As in other emerging clinical areas, there has been some preliminary success in the use of FMT in recurrent hepatic encephalopathy (HE), a complication of cirrhosis that manifests as an altered mental status. When compared with standard of care treatments, including lactulose and rifaximin treatment, those who received FMT had reduced HE recurrence and liver-related hospitalisation events, as well as improved cognition, demonstrating the promise of FMT in this setting³⁰.

Ongoing study in the emerging area of FMT therapy is clearly needed. Despite its preliminary successes, practical difficulties associated with FMT including donor recruitment and screening, manipulation of faeces, choice of delivery route, and lack of regulation, have encouraged research into the development of more defined therapies to overcome these barriers.

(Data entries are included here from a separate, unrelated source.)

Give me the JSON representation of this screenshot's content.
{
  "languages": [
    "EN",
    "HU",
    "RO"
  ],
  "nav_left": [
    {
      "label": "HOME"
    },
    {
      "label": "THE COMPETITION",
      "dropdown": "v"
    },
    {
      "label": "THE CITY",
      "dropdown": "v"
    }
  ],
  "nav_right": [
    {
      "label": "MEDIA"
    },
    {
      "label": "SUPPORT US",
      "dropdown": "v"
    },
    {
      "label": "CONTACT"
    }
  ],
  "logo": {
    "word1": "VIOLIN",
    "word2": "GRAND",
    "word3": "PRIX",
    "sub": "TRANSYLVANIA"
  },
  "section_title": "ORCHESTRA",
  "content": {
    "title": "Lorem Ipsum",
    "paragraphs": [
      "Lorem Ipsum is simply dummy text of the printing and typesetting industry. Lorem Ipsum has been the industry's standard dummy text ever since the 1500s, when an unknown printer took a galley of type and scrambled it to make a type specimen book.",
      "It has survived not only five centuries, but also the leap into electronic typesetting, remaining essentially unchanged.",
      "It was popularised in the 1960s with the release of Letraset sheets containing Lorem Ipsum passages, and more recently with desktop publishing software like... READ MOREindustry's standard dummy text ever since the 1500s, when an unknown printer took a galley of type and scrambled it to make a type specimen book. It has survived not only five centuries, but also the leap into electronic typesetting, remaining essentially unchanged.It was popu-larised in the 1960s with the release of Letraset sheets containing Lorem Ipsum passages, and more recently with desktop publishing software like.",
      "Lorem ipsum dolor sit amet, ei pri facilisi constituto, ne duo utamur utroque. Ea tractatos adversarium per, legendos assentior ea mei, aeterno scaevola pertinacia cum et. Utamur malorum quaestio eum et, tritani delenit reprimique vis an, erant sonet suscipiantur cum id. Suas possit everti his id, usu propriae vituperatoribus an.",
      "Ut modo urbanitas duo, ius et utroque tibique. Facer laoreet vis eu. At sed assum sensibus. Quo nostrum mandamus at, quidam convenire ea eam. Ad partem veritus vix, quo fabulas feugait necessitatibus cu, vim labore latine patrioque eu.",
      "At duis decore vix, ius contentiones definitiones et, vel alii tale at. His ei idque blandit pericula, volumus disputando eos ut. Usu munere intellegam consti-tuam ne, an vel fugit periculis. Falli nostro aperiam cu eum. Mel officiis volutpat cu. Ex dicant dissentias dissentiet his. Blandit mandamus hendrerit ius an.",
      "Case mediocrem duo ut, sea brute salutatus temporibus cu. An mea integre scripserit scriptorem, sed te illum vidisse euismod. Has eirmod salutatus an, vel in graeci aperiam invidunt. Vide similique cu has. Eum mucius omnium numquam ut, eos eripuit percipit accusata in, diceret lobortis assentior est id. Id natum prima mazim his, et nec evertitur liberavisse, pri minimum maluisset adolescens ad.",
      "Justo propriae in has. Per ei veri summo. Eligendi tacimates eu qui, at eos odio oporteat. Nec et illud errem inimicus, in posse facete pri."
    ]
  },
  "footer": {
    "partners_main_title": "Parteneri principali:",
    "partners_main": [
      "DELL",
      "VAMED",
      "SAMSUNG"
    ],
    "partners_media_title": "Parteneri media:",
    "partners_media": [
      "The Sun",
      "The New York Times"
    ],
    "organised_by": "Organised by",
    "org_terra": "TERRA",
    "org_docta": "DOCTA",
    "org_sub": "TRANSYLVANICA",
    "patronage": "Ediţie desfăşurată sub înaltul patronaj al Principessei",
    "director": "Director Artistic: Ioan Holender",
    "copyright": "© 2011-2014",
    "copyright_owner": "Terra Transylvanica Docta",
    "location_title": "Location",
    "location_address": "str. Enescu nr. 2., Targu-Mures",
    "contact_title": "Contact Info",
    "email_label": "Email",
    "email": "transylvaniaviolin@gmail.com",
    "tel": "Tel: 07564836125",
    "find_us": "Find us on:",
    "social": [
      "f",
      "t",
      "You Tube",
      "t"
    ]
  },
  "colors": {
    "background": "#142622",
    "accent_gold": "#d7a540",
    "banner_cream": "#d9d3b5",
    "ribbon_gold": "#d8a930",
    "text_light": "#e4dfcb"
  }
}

Research on products that contain either single microbial species, or a defined consortia of microbes, in an attempt to harness those bacteria with specific beneficial immunomodulatory capacities, is gaining traction. These products may contain live or dead bacteria, or their secreted bioactive products, and are designed to target specific pathways. In the case of IBD, these products may be developed to modulate aberrant immune responses or increase mucosal barrier integrity.

Examples of specific bacterial bioactive compounds include the microbial anti-inflammatory molecule (MAM) peptide produced by Faecalibacterium prausnitzii, which inhibits pro-inflammatory signalling in epithelial cells and reduces inflammation in murine models of chemically induced colitis³¹, and polysaccharide A (PSA) from Bacteroides fragilis, which was found to suppress pro-inflammatory cytokines³². There is the potential for products such as these to be developed into single formulation ‘probiotics’ that can be taken orally to treat disease.

Probiotics and consortia products also offer the potential for regulated standardised treatments, though thus far these therapies have had limited success and require further trial in a clinical setting. Products such as SER-287 by Seres™ Therapeutics³³, and Rebiotix product RBX2660³⁴, are currently in the clinical trial phases for IBD and rCDI respectively.

Harnessing the power of the microbiome is an attractive therapeutic option for a number of diseases. However, as treatment approaches shift towards personalisation the use of FMT to manage disease may appear archaic. Nevertheless, its success in the treatment of rCDI and emerging successes in other clinical areas demonstrates its value within the treatment armamentarium. Regulatory pressures and a need for greater safety and reporting are resulting in a preference for FMT products originating from stool banks or commercial facilities. There is likely to be further evolution of microbial directed therapies; however, whether this will be single bacteria or consortia products remains to be seen, and whether these products will be superior to FMT depends on their success in clinical trials in the years to come.

JB has received consulting fees from Ferring Pharmaceuticals.